Robotique/ L’essor de la filière française



Il n’a eu de cesse de marteler que la « robolution », allait constituer une nouvelle révolution économique avec l’apport de l’intelligence dite artificielle aux objets par le biais d’une nouvelle industrie. De cette utopie se dégage désormais des perspectives économiques réelles et vastes. Bruno Bonnell a gagné son pari de la sensibilisation. Depuis octobre dernier il doit gagner le pari de la réalisation car il a été nommé désormais le chef de projet robotique, un projet dont l’ambition est de constituer une véritable filière industrielle française. Il devrait faire le point d’étape de sa mission lors du salon.

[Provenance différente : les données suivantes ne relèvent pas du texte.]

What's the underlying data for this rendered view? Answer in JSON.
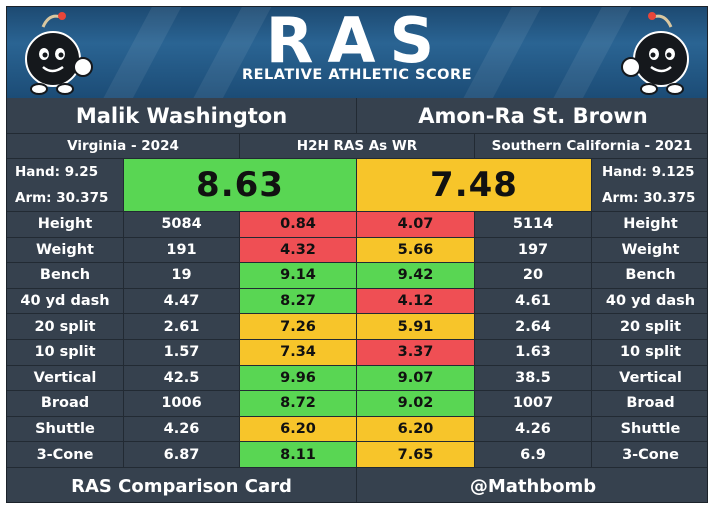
{
  "header": {
    "logo": "RAS",
    "subtitle": "RELATIVE ATHLETIC SCORE",
    "mascot_icon": "bomb-mascot-icon"
  },
  "players": {
    "left": {
      "name": "Malik Washington",
      "school": "Virginia - 2024",
      "hand": "Hand: 9.25",
      "arm": "Arm: 30.375",
      "ras": "8.63",
      "ras_color": "#59d653"
    },
    "right": {
      "name": "Amon-Ra St. Brown",
      "school": "Southern California - 2021",
      "hand": "Hand: 9.125",
      "arm": "Arm: 30.375",
      "ras": "7.48",
      "ras_color": "#f7c52a"
    }
  },
  "comparison_label": "H2H RAS As WR",
  "colors": {
    "green": "#59d653",
    "yellow": "#f7c52a",
    "red": "#ef4f54",
    "panel": "#36414e"
  },
  "rows": [
    {
      "metric": "Height",
      "left_val": "5084",
      "left_score": "0.84",
      "left_color": "red",
      "right_score": "4.07",
      "right_color": "red",
      "right_val": "5114"
    },
    {
      "metric": "Weight",
      "left_val": "191",
      "left_score": "4.32",
      "left_color": "red",
      "right_score": "5.66",
      "right_color": "yellow",
      "right_val": "197"
    },
    {
      "metric": "Bench",
      "left_val": "19",
      "left_score": "9.14",
      "left_color": "green",
      "right_score": "9.42",
      "right_color": "green",
      "right_val": "20"
    },
    {
      "metric": "40 yd dash",
      "left_val": "4.47",
      "left_score": "8.27",
      "left_color": "green",
      "right_score": "4.12",
      "right_color": "red",
      "right_val": "4.61"
    },
    {
      "metric": "20 split",
      "left_val": "2.61",
      "left_score": "7.26",
      "left_color": "yellow",
      "right_score": "5.91",
      "right_color": "yellow",
      "right_val": "2.64"
    },
    {
      "metric": "10 split",
      "left_val": "1.57",
      "left_score": "7.34",
      "left_color": "yellow",
      "right_score": "3.37",
      "right_color": "red",
      "right_val": "1.63"
    },
    {
      "metric": "Vertical",
      "left_val": "42.5",
      "left_score": "9.96",
      "left_color": "green",
      "right_score": "9.07",
      "right_color": "green",
      "right_val": "38.5"
    },
    {
      "metric": "Broad",
      "left_val": "1006",
      "left_score": "8.72",
      "left_color": "green",
      "right_score": "9.02",
      "right_color": "green",
      "right_val": "1007"
    },
    {
      "metric": "Shuttle",
      "left_val": "4.26",
      "left_score": "6.20",
      "left_color": "yellow",
      "right_score": "6.20",
      "right_color": "yellow",
      "right_val": "4.26"
    },
    {
      "metric": "3-Cone",
      "left_val": "6.87",
      "left_score": "8.11",
      "left_color": "green",
      "right_score": "7.65",
      "right_color": "yellow",
      "right_val": "6.9"
    }
  ],
  "footer": {
    "left": "RAS Comparison Card",
    "right": "@Mathbomb"
  }
}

En effet, cette nomination est une reconnaissance de l’action accomplie tant à la tête de son entreprise de robotique, Robopolis, que de sa détermination à faire du salon Innorobo, un des grands rendez-vous internationaux de la filière et une vitrine des réalisations françaises.

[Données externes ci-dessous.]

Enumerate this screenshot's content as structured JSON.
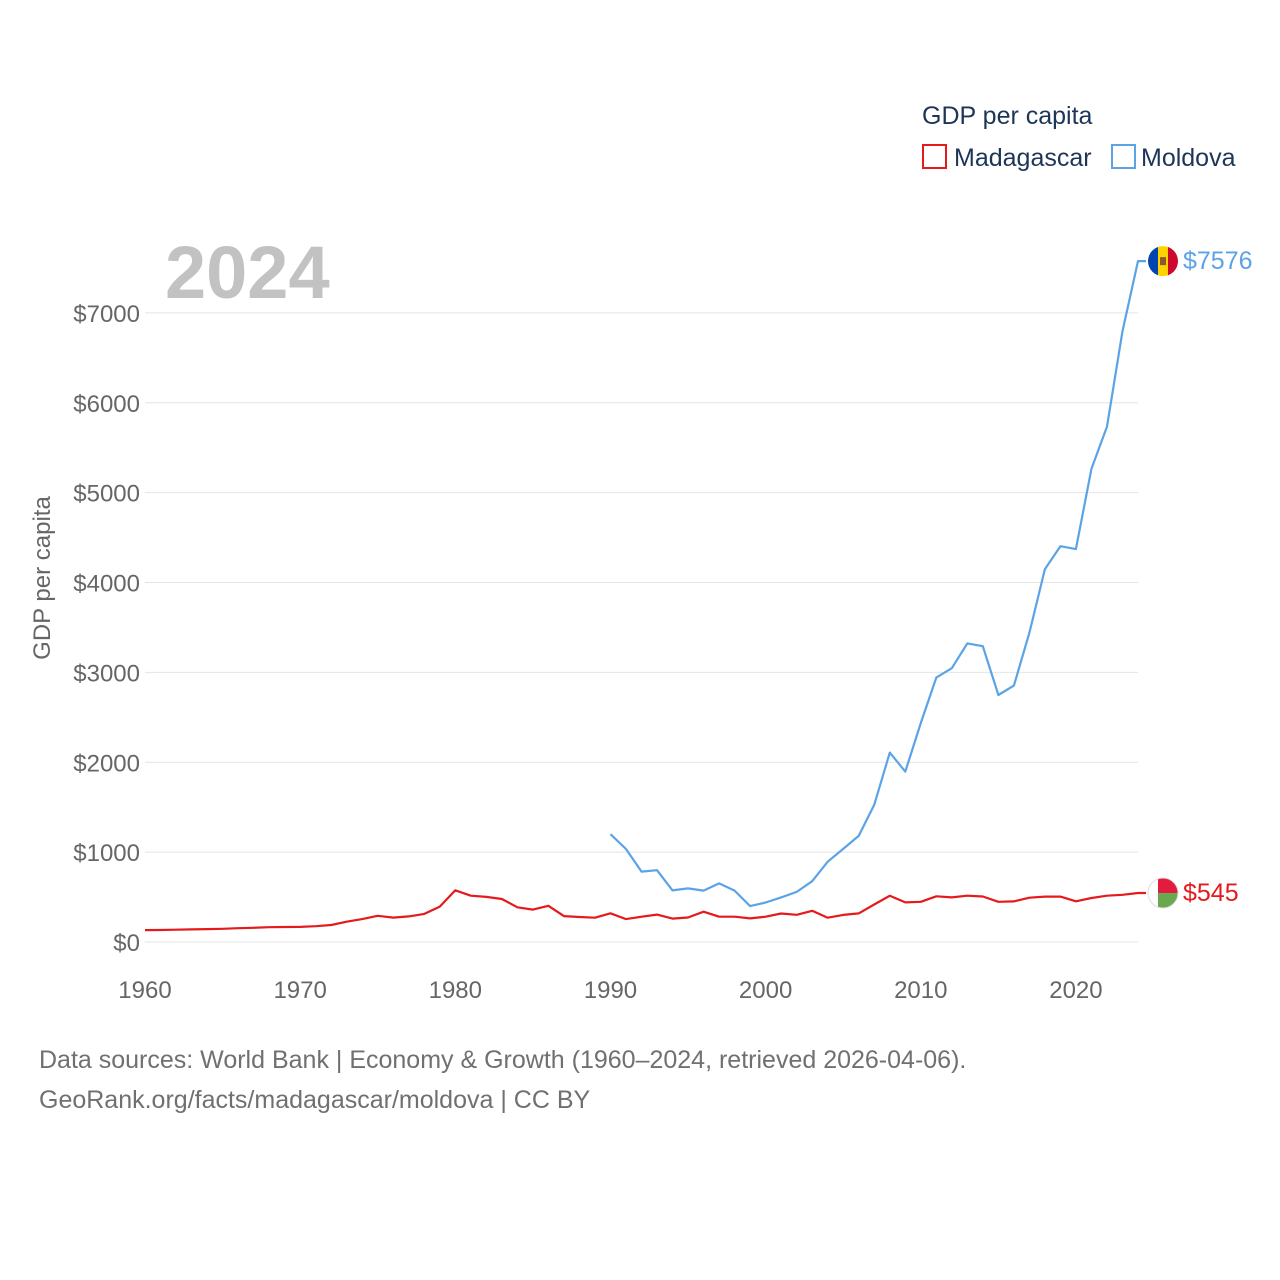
{
  "chart_data": {
    "type": "line",
    "year_label": "2024",
    "ylabel": "GDP per capita",
    "xlabel": "",
    "xlim": [
      1960,
      2024
    ],
    "ylim": [
      0,
      7700
    ],
    "x_ticks": [
      1960,
      1970,
      1980,
      1990,
      2000,
      2010,
      2020
    ],
    "y_ticks": [
      0,
      1000,
      2000,
      3000,
      4000,
      5000,
      6000,
      7000
    ],
    "y_tick_labels": [
      "$0",
      "$1000",
      "$2000",
      "$3000",
      "$4000",
      "$5000",
      "$6000",
      "$7000"
    ],
    "legend": {
      "title": "GDP per capita",
      "placement": "top-right",
      "items": [
        "Madagascar",
        "Moldova"
      ]
    },
    "series": [
      {
        "name": "Madagascar",
        "color": "#e41a1c",
        "end_label": "$545",
        "x": [
          1960,
          1961,
          1962,
          1963,
          1964,
          1965,
          1966,
          1967,
          1968,
          1969,
          1970,
          1971,
          1972,
          1973,
          1974,
          1975,
          1976,
          1977,
          1978,
          1979,
          1980,
          1981,
          1982,
          1983,
          1984,
          1985,
          1986,
          1987,
          1988,
          1989,
          1990,
          1991,
          1992,
          1993,
          1994,
          1995,
          1996,
          1997,
          1998,
          1999,
          2000,
          2001,
          2002,
          2003,
          2004,
          2005,
          2006,
          2007,
          2008,
          2009,
          2010,
          2011,
          2012,
          2013,
          2014,
          2015,
          2016,
          2017,
          2018,
          2019,
          2020,
          2021,
          2022,
          2023,
          2024
        ],
        "values": [
          132,
          134,
          137,
          140,
          143,
          147,
          153,
          158,
          165,
          167,
          168,
          176,
          189,
          226,
          255,
          291,
          272,
          285,
          313,
          394,
          575,
          515,
          502,
          478,
          386,
          361,
          403,
          288,
          278,
          270,
          319,
          255,
          282,
          305,
          260,
          273,
          337,
          282,
          282,
          263,
          282,
          317,
          303,
          347,
          270,
          302,
          318,
          417,
          515,
          441,
          447,
          508,
          496,
          515,
          506,
          447,
          452,
          493,
          505,
          505,
          453,
          490,
          515,
          525,
          545
        ]
      },
      {
        "name": "Moldova",
        "color": "#5ba3e6",
        "end_label": "$7576",
        "x": [
          1990,
          1991,
          1992,
          1993,
          1994,
          1995,
          1996,
          1997,
          1998,
          1999,
          2000,
          2001,
          2002,
          2003,
          2004,
          2005,
          2006,
          2007,
          2008,
          2009,
          2010,
          2011,
          2012,
          2013,
          2014,
          2015,
          2016,
          2017,
          2018,
          2019,
          2020,
          2021,
          2022,
          2023,
          2024
        ],
        "values": [
          1199,
          1035,
          783,
          799,
          574,
          596,
          572,
          652,
          572,
          400,
          440,
          496,
          558,
          676,
          894,
          1036,
          1181,
          1526,
          2108,
          1896,
          2437,
          2942,
          3047,
          3323,
          3291,
          2748,
          2853,
          3442,
          4149,
          4404,
          4372,
          5268,
          5735,
          6798,
          7576
        ]
      }
    ]
  },
  "footer": {
    "line1": "Data sources: World Bank | Economy & Growth (1960–2024, retrieved 2026-04-06).",
    "line2": "GeoRank.org/facts/madagascar/moldova | CC BY"
  }
}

Il ne faut pas oublier que l’édition 2013 d’Innorobo avait été marquée par l’annonce d’un plan robotique national doté de 100 millions d’euros par Arnaud Montebourg. Lors de sa visite, le ministre du Redressement productif avait affirmé : « La France a pour objectif de saisir l’opportunité de la « nouvelle robotique industrielle », où le robot devient le collaborateur de l’humain sur son lieu de travail et améliore la productivité et compétitivité des PME.. ».
Il s’agit d’un enjeu majeur puisque le marché mondial de la robotique de services devrait passer de 10 milliards de dollars à plus de 100 d’ici 2020.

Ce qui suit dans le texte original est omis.